Saturday, March 26, 2011
Everything you need to do just takes a little bit more time and a little bit more planning in Cape Dorset. It's not that there's much you can't get here, it's just that you have to plan ahead.
You don't want to wait until the last minute to go grocery shopping, and you definitely don't want to save it up and do it all at once unless you happen to have a skidoo!
The two stores in town are about a ten minute walk from Frances and David's house, so after school yesterday, Frances and I went grocery shopping. It was gorgeous out and the thermometer was reading only -8, so everyone was out enjoying the sunshine.
It is such a wonderful community here that you can't get far without someone calling out "Hi Jennifer!" or sometimes "Hi Emma!" (since we have the same silly hat!). The kids were all out sledding and playing, so I got lots of hugs hello.
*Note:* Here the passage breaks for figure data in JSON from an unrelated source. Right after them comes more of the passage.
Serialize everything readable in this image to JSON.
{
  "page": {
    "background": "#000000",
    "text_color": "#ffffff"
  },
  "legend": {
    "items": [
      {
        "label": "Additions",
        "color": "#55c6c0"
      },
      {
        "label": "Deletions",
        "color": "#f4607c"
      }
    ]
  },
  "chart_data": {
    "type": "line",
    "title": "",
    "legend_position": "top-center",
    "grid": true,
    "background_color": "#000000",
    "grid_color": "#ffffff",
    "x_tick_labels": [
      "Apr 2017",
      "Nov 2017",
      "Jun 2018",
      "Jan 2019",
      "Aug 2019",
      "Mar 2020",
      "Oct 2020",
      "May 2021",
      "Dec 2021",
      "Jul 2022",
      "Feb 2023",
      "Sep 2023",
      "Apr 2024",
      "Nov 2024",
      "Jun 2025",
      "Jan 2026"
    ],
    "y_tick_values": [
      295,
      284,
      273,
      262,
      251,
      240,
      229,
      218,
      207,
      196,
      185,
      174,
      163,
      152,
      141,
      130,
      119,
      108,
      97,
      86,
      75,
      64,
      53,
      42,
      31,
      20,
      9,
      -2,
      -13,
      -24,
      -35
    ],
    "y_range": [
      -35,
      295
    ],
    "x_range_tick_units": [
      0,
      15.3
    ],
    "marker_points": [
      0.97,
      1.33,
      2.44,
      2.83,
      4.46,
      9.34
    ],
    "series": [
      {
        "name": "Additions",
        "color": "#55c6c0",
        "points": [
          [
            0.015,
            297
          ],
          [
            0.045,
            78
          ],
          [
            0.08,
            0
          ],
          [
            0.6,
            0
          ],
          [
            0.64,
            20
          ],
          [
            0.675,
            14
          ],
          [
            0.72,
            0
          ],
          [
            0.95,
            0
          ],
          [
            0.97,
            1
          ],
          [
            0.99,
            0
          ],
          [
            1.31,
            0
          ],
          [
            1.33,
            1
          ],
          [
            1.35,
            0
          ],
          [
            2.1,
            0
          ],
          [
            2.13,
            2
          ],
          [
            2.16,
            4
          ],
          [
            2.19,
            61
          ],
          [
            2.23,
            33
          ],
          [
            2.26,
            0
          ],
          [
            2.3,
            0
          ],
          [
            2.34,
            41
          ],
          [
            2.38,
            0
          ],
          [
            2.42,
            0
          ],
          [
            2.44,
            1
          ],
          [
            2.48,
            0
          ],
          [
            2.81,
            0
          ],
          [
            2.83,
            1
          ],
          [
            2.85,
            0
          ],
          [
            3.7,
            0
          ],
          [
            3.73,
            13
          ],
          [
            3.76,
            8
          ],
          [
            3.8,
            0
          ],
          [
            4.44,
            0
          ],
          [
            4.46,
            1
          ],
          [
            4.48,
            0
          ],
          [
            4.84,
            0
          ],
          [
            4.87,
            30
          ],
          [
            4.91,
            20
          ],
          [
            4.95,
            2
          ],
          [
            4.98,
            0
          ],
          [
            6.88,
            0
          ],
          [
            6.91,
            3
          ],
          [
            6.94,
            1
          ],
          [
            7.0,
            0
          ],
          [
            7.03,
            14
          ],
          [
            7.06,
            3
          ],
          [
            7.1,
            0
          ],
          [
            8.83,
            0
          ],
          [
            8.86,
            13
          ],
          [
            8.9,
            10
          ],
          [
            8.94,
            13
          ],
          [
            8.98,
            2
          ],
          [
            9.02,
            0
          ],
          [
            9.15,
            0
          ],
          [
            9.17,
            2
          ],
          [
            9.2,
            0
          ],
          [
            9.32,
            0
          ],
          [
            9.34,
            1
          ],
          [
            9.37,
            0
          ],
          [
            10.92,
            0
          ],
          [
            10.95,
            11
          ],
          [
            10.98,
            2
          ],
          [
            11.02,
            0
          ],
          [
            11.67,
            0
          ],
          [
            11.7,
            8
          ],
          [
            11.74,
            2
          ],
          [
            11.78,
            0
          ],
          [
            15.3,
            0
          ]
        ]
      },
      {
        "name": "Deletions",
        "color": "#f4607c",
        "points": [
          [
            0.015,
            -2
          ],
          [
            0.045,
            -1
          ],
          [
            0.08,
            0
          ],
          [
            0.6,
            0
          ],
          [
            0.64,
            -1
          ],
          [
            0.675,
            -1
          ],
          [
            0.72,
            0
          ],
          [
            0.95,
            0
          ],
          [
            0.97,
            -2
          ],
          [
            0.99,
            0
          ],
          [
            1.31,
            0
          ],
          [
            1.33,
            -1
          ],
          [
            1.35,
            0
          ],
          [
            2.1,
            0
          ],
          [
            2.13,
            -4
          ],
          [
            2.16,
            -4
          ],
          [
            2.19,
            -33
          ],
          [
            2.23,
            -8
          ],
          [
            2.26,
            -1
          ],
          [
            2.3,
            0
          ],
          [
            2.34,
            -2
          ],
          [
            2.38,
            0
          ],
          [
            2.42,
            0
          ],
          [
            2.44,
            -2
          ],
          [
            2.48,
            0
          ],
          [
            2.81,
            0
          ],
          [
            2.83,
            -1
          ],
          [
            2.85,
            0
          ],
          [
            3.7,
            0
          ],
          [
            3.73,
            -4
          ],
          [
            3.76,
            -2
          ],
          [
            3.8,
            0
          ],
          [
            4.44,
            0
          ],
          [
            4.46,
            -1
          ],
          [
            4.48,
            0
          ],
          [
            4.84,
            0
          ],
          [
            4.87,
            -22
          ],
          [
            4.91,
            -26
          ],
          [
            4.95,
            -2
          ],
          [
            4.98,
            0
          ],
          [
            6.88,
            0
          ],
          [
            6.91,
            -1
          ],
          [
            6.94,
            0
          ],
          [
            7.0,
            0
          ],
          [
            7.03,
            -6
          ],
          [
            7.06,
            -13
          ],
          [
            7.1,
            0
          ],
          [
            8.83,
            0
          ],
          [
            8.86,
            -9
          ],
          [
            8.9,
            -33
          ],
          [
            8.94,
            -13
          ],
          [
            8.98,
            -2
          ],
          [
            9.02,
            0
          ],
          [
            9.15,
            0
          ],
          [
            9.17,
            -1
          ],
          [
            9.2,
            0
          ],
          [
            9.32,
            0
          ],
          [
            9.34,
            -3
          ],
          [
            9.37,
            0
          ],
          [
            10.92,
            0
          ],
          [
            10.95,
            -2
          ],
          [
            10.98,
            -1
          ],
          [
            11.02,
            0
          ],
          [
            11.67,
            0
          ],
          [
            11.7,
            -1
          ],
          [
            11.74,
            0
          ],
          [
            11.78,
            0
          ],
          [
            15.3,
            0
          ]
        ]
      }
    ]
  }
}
There were lots of women out with their "Amouti"s, which is the traditional Inuit coat that has a spot in the back for a baby. They seem to carry children in these right up until almost two years old- and it looks like a really comfy ride for them!
Once you get in the store, it's clear that you need to plan ahead and be flexible about what you want to cook! There is fresh fruit and vegetables, but sometimes not the ones you had in mind. You kind of have to go with what you find. And at these prices, it doesn't pay to buy something unless you have a definite plan for it- it would be terrible to have it go to waste!
Frances came prepared with a backpack and a grocery bag to carry things home in, but most folks brought their skidoos. I saw as many as five people all piled onto one skidoo!
On our way home we ran into a couple of young carvers who were selling Inuksuiks they had just carved. They were lovely, but I had already said that if I wanted to buy a carving, I thought I would like to have a polar bear, so Frances said, "Thank you, they are very nice, but she is looking for a polar bear". The two carvers then said that there was another carver who was working on a polar bear just around the corner, so we went to see. He had roughed out the shape and was working on smoothing it out. I wish I had gotten his name! I said that I might be interested in buying it when he was finished, and France told him where we lived, but he likely sold it to someone else. I'm sure I'll get another chance at some point.
As we made our way home, we saw lots of children playing and had to stop and say hi, patting dogs and meeting new puppies. All in all the grocery trip took well over an hour and a half, but when there aren't tons of things to do, I can't think of a pleasanter way to spend an afternoon.